Leo. A veces solo leo. Otras leo mucho.

A veces escribo.

Ayer empecé 101 experiencias de filosofía cotidiana de Roger-Pol Droit. Lo compré en Sur junto con una serie de libros sobre filosofía y educación en filosofía para niños pero eso será otra historia.

Cuando leí la primera experiencia propuesta iba en un bus. Cerré el libro y decidí hacer lo que el libro planteada lo mejor posible así que recién hoy lo intenté. Reemplacé el medio de la sala por mi cuarto, el sentarme en el piso por sentarme en mi cama y cerrar las puertas por dejarlas abiertas y me llamé.

La primera experiencia te dice que, en un lugar cerrado, primero escuches el silencio y te prepares unos minutos para romperlo. Debes llamarte. No pronunciar tu nombre. Debes llamarte como si se tratara de una persona que conoces pero que está a lo lejos y que quieres llamar su atención. Te recomienda que sostengas la experiencia y que hagas algunas variaciones de entonación, volumen y dicción.

El libro, en su introducción, sugiere que la experiencia es la misma para todos pero que la vivencia de la experiencia misma es distinta.

La mía fue interesante.

Para empezar pocas veces escucho mi nombre completo. Y tampoco me llamé con todos mis nombres y apellidos. Solo Jorge Rivas.

En el colegio no me llamaban ni por mi nombre y pocas, por no decir nunca, por mi apellido. En la universidad me llamaban por mi apellido y en el trabajo –recién caigo en cuenta- pocas veces por mi nombre. Si son colegas, el impersonal. Si son alumnos, el profesor.

Así que pronunciar mi nombre me ha resultado doblemente extraño y ahí coincido con lo que el autor sugiere que puede pasar. Hay una doble extrañeza en este ejercicio pero, a diferencia de lo que Droit sugiere, no se produce en mí un distanciamiento. Mi nombre no me resulta extraño porque para este ejercicio nació extraño. Todo lo contrario. Mi nombre empezó a sonarme familiar, cercano y hasta querido. Las últimas veces que me llamé casi lo hice con una sonrisa, al punto que casi no he querido parar de pronunciarme.

Así que si me pongo medio simbólico diré que si me pronuncio, existo.

A nivel de escucha mi experiencia ha sido más sensorial. El inicio ha sido inquietante. He descubierto que mi apellido, que acaba en una fricativa, es como una exhalación. También que tiene cierto ritmo casi de novela. Mi nombre pudo ser el de galán de novelón de las 8. Mexicana o venezolana.

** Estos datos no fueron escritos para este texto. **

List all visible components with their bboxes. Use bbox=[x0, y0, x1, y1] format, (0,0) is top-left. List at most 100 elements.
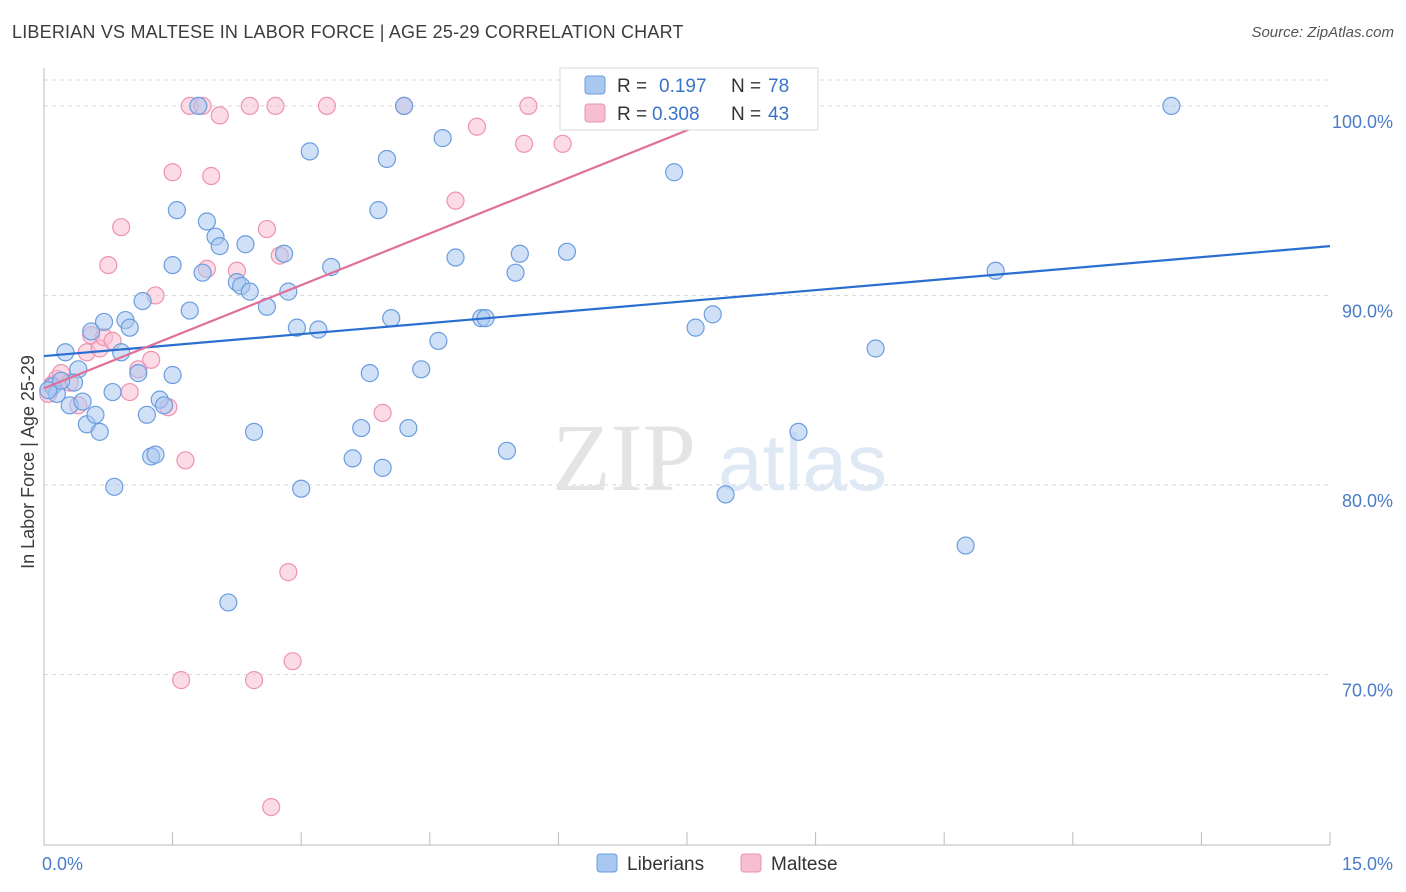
maltese-point bbox=[163, 163, 182, 182]
liberian-point bbox=[377, 149, 397, 169]
y-tick-label: 90.0% bbox=[1342, 301, 1393, 321]
maltese-point bbox=[446, 191, 465, 210]
maltese-point bbox=[244, 671, 264, 690]
legend-r-value-1: 0.197 bbox=[659, 76, 707, 97]
liberian-point bbox=[180, 301, 199, 320]
liberian-point bbox=[399, 418, 418, 438]
legend-swatch-liberians bbox=[584, 75, 606, 95]
y-tick-label: 100.0% bbox=[1332, 112, 1393, 132]
y-axis-label: In Labor Force | Age 25-29 bbox=[18, 355, 38, 569]
legend-n-value-2: 43 bbox=[768, 104, 789, 125]
liberian-point bbox=[429, 331, 448, 350]
liberian-point bbox=[90, 422, 109, 441]
liberian-point bbox=[86, 405, 105, 424]
liberian-point bbox=[244, 422, 264, 441]
maltese-point bbox=[262, 797, 281, 817]
maltese-points bbox=[39, 96, 572, 817]
liberian-point bbox=[309, 320, 328, 339]
maltese-point bbox=[519, 96, 538, 116]
liberian-point bbox=[163, 255, 182, 275]
bottom-legend-maltese: Maltese bbox=[771, 854, 838, 875]
maltese-point bbox=[240, 96, 259, 116]
liberian-point bbox=[686, 318, 705, 337]
legend-swatch-maltese bbox=[584, 103, 606, 123]
y-tick-label: 70.0% bbox=[1342, 680, 1393, 700]
liberian-trend-line bbox=[43, 245, 1331, 358]
liberian-point bbox=[360, 364, 379, 383]
x-tick-marks bbox=[43, 832, 1331, 845]
liberian-point bbox=[94, 312, 114, 332]
legend-n-label-1: N = bbox=[731, 76, 761, 97]
liberian-point bbox=[103, 382, 122, 402]
maltese-point bbox=[172, 671, 191, 690]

Pero también tiene algo de mantra.

Repetir mi nombre tantas veces le quitó la carga de identidad y se volvió un mantra. Un sonido que resuena, que golpea mis tímpanos desde adentro. Con pausas o sin ellas, con voz alta o baja, pronunciando exageradamente o ligereza; mi nombre se vuelve un sonido con cierta constancia, con una forma más o menos definida. Sus cambios son matices pero su esencia la misma. Así que algo de identidad mantiene.

Curiosamente la siguiente experiencia que proponen es la de desposeer a una palabra de su sentido pero eso será otra historia.